Consumers made more visits to U.S. restaurants during a recent 12-month period than any other time since before the recession began, a symbol of a slowly stabilizing economy, food-industry experts say.
The 61.1 billion visits from June 1, 2014, to May 31, demonstrate a rebound for restaurants, which had been seeing customer visits decline every year since 2010, says Warren Solochek, vice president of client development for research company NPD Group.
Though sales were up in many cases during those years, those numbers didn’t often present a clear picture of the industry, he says, as rising labor, utility and commodity costs forced menu prices, and thus sales, skyward.

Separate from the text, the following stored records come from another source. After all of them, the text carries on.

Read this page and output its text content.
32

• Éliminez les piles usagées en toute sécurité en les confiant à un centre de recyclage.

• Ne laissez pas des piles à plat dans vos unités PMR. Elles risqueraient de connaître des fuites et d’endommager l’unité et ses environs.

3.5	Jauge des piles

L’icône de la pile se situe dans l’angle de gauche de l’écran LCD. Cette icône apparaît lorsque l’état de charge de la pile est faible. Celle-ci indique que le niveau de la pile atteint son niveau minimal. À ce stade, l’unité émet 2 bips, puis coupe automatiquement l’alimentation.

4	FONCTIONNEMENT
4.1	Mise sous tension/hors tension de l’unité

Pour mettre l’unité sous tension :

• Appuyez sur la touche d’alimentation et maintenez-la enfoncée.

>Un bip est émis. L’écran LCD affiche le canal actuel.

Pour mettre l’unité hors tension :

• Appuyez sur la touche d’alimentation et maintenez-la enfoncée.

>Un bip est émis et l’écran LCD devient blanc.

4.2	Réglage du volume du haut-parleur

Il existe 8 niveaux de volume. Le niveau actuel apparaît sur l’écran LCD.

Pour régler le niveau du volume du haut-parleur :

As a result, customer visits can be a more accurate measure of the industry’s health.
“The government said that the recession was over in 2011 or 2012, but consumer behavior didn’t really change,” Solochek says. “For the restaurant industry, the recession was not over. It has taken us a really long time to get back to pre-recession levels.”
The majority of last year’s visits—eight in 10, in fact—occurred at quick-service restaurants, he says. “Whatever growth has taken place has mostly been in QSRs, while full-service restaurants have seen flat or declining (visits).”
Lunch visits, in particular, saw strong growth during the first quarter of 2015, NPD Group research found. The expanding workforce is largely responsible for lunch’s renaissance, Solochek says, as those who spend their days away from home are more likely to buy lunch out. While employment has increased, wages have stagnated in many industries, which has been a boon to fast casuals, he adds, thanks to their promise of better food at a less-indulgent price.
“People still like to go out to eat,” he says, “but the fact that QSRs are really dominating shows that people are still watching their wallets fairly closely.”